Learning Accurate Template Matching with Differentiable Coarse-to-Fine Correspondence Refinement
Zhirui Gao, Renjiao Yi, Zheng Qin, Yunfan Ye, Chenyang Zhu, Kai Xu
TL;DR
This work tackles robust, pixel-precise template matching under cross-modal and cluttered industrial conditions by presenting a differentiable coarse-to-fine correspondence refinement pipeline. A key edge-aware translation module converts template masks and grayscale images to a common edge domain, while transformers encode and fuse multi-scale features to establish high-quality correspondences without RANSAC. Coarse matching via differentiable optimal transport with spatial-consistency weights yields a reliable initial homography $H_c$, which is refined by a fine-level network to sub-pixel accuracy and final homography $H$. The approach demonstrates state-of-the-art accuracy on industrial datasets (Mechanical Parts, Assembly Holes) and generalizes to unseen real data, with two new datasets and synthetic data generation enabling robust training. Practical impact is shown in industrial lines, enabling precise pose estimation for robotic grasping and part inspection, with competitive runtime and strong generalization.
Abstract
Template matching is a fundamental task in computer vision and has been studied for decades.
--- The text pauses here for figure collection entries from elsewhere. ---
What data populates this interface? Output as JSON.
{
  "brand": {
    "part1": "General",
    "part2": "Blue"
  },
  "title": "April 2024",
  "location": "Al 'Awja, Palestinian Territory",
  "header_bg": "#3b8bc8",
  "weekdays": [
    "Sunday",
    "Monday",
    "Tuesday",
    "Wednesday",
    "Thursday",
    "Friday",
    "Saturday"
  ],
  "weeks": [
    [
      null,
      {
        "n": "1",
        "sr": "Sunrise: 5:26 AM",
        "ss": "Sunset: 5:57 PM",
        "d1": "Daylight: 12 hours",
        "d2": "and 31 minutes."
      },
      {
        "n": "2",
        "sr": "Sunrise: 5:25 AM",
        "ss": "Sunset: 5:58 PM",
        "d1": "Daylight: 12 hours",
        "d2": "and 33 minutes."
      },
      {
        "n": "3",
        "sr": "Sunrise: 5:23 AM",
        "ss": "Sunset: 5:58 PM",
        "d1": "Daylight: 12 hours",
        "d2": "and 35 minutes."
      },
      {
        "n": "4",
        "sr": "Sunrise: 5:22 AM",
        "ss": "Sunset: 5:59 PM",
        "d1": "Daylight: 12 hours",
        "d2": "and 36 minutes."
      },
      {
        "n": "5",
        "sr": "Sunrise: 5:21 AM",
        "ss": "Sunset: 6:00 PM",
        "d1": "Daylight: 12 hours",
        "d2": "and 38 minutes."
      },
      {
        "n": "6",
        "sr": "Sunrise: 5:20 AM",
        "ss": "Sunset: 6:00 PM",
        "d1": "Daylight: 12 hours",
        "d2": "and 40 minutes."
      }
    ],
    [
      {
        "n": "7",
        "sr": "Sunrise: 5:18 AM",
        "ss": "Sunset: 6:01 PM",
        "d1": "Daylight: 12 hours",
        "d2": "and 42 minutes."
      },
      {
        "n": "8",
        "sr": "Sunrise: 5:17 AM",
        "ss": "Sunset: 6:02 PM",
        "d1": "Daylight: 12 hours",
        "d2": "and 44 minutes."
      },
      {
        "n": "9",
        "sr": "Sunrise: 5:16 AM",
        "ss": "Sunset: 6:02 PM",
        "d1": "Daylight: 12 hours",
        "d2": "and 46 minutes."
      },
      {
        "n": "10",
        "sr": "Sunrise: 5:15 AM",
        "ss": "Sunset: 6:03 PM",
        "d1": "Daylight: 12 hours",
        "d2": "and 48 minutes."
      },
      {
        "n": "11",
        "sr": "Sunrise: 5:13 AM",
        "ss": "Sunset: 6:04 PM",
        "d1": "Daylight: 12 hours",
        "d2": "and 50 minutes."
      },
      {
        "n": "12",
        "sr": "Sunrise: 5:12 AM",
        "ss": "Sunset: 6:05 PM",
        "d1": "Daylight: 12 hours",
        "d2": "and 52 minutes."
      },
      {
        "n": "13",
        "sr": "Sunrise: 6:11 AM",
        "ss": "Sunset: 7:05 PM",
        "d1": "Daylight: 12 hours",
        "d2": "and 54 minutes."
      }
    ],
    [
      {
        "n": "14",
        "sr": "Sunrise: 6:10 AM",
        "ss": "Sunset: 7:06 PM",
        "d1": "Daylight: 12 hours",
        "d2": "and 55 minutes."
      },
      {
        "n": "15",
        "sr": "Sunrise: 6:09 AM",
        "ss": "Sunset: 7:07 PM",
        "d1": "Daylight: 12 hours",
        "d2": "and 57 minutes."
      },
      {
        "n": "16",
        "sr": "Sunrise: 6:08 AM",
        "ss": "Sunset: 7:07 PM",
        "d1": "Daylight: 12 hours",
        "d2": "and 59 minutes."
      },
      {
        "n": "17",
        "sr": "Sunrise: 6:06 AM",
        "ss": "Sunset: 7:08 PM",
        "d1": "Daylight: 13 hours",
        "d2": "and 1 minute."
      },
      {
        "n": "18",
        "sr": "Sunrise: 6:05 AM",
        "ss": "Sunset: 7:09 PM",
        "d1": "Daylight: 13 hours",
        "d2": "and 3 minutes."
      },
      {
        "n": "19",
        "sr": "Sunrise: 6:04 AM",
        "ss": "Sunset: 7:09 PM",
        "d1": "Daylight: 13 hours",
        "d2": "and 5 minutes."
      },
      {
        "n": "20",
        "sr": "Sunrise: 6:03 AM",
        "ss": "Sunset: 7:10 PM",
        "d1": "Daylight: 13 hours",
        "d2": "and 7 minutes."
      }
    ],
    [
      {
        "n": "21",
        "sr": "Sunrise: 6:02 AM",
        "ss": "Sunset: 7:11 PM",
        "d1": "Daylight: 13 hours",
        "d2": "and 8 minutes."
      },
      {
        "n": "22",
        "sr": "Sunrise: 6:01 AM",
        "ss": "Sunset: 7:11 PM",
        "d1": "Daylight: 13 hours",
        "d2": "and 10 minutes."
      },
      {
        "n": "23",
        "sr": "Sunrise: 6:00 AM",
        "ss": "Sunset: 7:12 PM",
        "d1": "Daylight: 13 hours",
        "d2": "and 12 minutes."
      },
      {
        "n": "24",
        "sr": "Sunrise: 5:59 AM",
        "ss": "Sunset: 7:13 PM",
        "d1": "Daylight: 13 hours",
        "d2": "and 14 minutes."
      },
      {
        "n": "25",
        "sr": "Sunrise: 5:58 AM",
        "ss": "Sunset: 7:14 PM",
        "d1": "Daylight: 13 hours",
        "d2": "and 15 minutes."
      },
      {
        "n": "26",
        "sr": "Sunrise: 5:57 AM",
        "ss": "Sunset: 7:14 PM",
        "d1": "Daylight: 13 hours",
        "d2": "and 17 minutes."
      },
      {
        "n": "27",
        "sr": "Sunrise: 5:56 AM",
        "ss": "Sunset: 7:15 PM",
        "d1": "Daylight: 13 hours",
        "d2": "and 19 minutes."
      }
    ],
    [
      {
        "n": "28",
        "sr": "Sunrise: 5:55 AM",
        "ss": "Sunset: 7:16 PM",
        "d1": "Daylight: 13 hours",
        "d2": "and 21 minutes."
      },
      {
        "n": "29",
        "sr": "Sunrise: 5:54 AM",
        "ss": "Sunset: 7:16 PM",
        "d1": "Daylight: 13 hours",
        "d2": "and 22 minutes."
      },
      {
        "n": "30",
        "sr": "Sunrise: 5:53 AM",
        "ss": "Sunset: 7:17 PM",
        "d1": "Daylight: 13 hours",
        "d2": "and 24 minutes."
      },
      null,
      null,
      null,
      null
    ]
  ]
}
It plays an essential role in manufacturing industry for estimating the poses of different parts, facilitating downstream tasks such as robotic grasping. Existing methods fail when the template and source images have different modalities, cluttered backgrounds or weak textures. They also rarely consider geometric transformations via homographies, which commonly exist even for planar industrial parts. To tackle the challenges, we propose an accurate template matching method based on differentiable coarse-to-fine correspondence refinement. We use an edge-aware module to overcome the domain gap between the mask template and the grayscale image, allowing robust matching. An initial warp is estimated using coarse correspondences based on novel structure-aware information provided by transformers. This initial alignment is passed to a refinement network using references and aligned images to obtain sub-pixel level correspondences which are used to give the final geometric transformation. Extensive evaluation shows that our method is significantly better than state-of-the-art methods and baselines, providing good generalization ability and visually plausible results even on unseen real data.